The course begins with simple and multiple linear regression models for which fitting, parametric and model inference as well as prediction will be explained. Topics covered are least squares (LS) and generalised LS, the Gauss-Markov theorem, geometry of least squares and orthogonal projections. A special attention is paid to the diagnostic strategies which are key components of good model fitting. Further topics include transformations and weightings to correct model inadequacies, the multicollinearity issue, variable subset selection and model building techniques. Later in the course, some general strategies for regression modelling will be presented with a particular focus on the generalized linear models (GLM) using the examples with binary and count response variables.

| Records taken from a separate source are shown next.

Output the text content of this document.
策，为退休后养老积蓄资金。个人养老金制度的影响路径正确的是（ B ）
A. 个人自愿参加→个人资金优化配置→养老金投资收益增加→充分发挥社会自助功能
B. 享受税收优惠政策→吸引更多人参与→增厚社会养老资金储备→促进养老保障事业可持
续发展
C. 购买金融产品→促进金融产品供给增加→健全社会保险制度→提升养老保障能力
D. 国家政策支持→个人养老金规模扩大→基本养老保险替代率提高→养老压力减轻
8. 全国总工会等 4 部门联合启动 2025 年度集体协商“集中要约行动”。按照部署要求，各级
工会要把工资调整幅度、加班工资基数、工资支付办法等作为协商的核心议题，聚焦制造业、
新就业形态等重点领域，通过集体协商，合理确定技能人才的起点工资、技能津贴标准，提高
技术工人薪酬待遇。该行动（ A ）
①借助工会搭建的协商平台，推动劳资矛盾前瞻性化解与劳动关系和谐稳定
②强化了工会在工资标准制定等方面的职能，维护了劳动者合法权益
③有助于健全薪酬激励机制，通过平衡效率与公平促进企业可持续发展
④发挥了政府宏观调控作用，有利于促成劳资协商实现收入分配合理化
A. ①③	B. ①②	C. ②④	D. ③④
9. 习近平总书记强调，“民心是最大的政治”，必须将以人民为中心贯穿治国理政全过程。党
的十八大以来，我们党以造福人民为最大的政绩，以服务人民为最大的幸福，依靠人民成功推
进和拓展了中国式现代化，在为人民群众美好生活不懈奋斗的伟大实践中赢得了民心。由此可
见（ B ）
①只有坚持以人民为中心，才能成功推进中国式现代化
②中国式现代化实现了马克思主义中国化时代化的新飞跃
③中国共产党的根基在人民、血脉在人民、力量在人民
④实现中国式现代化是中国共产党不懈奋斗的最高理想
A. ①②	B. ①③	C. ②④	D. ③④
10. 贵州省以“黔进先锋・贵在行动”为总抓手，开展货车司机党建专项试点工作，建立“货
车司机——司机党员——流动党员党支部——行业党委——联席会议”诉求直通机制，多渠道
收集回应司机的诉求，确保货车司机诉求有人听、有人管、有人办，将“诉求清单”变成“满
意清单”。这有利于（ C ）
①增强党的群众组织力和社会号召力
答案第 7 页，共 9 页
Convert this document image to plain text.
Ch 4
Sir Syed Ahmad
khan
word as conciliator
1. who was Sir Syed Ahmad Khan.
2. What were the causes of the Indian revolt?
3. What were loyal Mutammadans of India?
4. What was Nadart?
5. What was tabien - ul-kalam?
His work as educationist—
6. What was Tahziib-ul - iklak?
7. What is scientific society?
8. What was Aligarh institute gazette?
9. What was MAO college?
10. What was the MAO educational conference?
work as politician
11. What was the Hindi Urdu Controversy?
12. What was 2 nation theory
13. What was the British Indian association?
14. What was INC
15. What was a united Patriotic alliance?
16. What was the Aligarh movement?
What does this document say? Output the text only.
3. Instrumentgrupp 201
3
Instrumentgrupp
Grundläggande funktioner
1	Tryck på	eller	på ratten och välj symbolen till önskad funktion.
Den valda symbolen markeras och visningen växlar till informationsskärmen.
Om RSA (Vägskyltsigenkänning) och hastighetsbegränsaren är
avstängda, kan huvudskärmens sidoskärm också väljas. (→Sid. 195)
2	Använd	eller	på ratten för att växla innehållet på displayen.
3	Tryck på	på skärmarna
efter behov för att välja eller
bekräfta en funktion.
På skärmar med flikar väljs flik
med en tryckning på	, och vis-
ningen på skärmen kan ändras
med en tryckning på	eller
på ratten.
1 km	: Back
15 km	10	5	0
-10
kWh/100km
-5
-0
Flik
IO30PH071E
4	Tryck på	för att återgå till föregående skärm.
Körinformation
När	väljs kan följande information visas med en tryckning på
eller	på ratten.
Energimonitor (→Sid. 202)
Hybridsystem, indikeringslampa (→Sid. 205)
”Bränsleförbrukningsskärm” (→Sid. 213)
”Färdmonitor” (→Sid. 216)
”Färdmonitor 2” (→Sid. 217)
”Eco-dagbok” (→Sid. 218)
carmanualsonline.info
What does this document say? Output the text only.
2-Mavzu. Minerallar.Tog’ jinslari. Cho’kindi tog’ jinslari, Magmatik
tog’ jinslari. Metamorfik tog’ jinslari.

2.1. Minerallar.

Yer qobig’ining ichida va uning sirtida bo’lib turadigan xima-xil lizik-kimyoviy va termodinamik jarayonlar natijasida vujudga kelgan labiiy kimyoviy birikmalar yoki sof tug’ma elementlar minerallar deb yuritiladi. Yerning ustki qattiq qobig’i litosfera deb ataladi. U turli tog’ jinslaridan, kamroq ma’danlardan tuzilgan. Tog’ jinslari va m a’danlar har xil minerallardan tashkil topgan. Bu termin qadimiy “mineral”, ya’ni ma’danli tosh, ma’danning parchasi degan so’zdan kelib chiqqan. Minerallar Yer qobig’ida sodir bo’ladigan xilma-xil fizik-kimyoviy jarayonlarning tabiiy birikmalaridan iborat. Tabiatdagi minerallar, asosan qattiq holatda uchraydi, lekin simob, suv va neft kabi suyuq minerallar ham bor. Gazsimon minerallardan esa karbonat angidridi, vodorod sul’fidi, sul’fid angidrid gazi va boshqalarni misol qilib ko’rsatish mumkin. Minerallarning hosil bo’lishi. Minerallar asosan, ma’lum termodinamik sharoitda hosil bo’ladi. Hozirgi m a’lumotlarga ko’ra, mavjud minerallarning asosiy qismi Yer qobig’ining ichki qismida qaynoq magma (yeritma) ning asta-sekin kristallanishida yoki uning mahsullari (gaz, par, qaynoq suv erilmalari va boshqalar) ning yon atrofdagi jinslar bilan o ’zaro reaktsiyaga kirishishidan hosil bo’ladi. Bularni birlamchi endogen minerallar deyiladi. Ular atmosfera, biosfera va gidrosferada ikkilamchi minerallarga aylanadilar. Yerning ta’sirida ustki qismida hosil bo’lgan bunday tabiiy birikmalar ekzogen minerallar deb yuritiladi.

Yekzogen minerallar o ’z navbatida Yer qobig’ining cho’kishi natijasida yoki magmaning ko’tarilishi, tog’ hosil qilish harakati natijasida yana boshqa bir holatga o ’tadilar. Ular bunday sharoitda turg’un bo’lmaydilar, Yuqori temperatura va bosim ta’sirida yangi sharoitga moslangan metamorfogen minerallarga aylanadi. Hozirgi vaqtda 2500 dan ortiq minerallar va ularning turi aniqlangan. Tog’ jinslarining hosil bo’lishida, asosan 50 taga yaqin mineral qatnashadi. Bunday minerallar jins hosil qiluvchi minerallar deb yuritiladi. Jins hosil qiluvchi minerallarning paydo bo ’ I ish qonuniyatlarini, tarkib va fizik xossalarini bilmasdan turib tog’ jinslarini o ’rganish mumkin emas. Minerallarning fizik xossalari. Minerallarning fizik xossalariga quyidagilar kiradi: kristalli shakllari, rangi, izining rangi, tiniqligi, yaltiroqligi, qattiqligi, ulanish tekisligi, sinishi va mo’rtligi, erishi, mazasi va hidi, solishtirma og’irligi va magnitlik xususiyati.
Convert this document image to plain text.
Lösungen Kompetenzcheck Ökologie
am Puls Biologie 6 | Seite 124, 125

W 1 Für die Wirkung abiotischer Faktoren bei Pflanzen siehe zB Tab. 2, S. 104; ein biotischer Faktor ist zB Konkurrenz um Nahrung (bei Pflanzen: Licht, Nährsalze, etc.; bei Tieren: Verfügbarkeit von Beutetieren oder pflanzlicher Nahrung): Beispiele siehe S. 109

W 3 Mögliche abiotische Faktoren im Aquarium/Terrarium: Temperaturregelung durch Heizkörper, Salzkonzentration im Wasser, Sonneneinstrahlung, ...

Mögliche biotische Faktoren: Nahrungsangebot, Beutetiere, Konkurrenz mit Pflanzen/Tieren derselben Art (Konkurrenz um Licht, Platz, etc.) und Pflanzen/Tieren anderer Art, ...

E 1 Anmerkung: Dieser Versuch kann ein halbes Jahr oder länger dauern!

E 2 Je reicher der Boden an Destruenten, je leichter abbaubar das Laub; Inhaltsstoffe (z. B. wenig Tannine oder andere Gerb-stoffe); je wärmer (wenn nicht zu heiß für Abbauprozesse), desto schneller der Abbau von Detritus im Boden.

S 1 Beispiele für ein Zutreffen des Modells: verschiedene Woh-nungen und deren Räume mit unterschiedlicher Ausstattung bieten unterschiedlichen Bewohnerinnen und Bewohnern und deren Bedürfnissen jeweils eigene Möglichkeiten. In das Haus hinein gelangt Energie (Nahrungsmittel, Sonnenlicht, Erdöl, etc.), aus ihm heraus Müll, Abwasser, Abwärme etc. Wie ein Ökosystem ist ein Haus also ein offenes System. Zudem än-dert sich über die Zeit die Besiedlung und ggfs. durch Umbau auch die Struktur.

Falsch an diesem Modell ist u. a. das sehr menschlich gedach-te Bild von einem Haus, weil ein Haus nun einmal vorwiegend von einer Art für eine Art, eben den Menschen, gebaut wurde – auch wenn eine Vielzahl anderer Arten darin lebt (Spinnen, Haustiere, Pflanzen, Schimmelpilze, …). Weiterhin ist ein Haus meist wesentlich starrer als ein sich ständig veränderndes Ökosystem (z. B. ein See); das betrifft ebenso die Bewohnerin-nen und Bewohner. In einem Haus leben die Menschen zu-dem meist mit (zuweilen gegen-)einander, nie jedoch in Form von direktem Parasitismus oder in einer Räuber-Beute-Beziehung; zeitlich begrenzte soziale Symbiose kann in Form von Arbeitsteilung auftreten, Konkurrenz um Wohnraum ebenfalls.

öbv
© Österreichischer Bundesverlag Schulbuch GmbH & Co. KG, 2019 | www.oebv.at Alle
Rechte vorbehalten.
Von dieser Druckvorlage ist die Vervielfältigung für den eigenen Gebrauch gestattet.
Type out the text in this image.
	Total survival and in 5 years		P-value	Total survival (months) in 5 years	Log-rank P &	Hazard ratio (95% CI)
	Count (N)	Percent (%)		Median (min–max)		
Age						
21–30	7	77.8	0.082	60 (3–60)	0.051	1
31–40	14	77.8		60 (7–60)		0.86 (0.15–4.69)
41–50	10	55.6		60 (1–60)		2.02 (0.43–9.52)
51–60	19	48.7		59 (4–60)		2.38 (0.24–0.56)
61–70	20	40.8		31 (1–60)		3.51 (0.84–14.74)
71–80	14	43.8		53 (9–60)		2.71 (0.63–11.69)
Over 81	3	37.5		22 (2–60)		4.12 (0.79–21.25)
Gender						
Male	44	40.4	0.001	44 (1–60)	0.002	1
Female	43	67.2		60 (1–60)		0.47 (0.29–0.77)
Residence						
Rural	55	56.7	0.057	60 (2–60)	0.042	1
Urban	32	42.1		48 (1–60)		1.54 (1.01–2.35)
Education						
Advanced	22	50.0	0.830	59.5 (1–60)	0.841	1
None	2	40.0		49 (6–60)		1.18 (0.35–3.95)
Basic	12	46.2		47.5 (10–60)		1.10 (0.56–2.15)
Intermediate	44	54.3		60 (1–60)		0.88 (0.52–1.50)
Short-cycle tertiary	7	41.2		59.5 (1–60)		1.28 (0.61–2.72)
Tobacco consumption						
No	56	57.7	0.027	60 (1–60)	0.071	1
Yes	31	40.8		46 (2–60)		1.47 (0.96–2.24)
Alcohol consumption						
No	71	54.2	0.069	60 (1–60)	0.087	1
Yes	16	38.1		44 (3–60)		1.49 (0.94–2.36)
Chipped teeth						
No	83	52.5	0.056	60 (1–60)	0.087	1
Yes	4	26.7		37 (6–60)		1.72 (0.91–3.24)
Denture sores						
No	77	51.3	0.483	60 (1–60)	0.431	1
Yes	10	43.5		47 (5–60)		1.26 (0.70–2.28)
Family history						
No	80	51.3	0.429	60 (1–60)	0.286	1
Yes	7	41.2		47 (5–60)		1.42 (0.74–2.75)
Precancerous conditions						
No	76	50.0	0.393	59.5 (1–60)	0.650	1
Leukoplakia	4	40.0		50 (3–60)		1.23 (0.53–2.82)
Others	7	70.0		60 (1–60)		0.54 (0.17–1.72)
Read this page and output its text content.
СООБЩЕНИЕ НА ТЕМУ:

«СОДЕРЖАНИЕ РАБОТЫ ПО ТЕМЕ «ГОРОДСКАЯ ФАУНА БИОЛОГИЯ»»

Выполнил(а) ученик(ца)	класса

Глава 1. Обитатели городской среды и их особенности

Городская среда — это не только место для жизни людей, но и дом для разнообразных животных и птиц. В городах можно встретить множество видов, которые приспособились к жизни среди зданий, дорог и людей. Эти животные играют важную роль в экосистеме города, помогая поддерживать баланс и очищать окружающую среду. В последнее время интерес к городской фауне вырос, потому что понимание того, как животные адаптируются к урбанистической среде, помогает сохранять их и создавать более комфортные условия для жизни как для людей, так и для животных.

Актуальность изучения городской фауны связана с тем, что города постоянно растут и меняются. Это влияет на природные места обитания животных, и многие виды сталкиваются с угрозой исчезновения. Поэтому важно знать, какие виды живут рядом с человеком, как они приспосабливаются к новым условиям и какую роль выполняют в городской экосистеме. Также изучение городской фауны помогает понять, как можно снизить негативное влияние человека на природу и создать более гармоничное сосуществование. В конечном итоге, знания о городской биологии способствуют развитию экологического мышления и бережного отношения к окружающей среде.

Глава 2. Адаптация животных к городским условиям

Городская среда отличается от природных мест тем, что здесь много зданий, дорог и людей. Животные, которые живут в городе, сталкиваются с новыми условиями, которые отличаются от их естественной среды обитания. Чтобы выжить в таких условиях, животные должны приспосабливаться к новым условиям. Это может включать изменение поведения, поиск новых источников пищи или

As the high-dimensional data, order of magnitude larger than those that the classic regression theory is designed for, are nowadays a rule rather than an exception in computer-age practice (examples include information technology, finance, genetics and astrophysics, to name just a few), regression methodologies which allow to cope with the high dimensionality are presented. The emphasis is placed on methods of controlling the regression fit by regularization (Ridge, Lasso and Elastic-Net), as well as methods using derived input directions (Principal Components regression and Partial Least Squares) that allow to tamp down statistical variability in high-dimensional estimation and prediction problems.
A number of statistical learning procedures with the focus on computer-based algorithms is presented from a regression perspective.
Computer-aided project work with a variety of datasets forms an essential learning activity.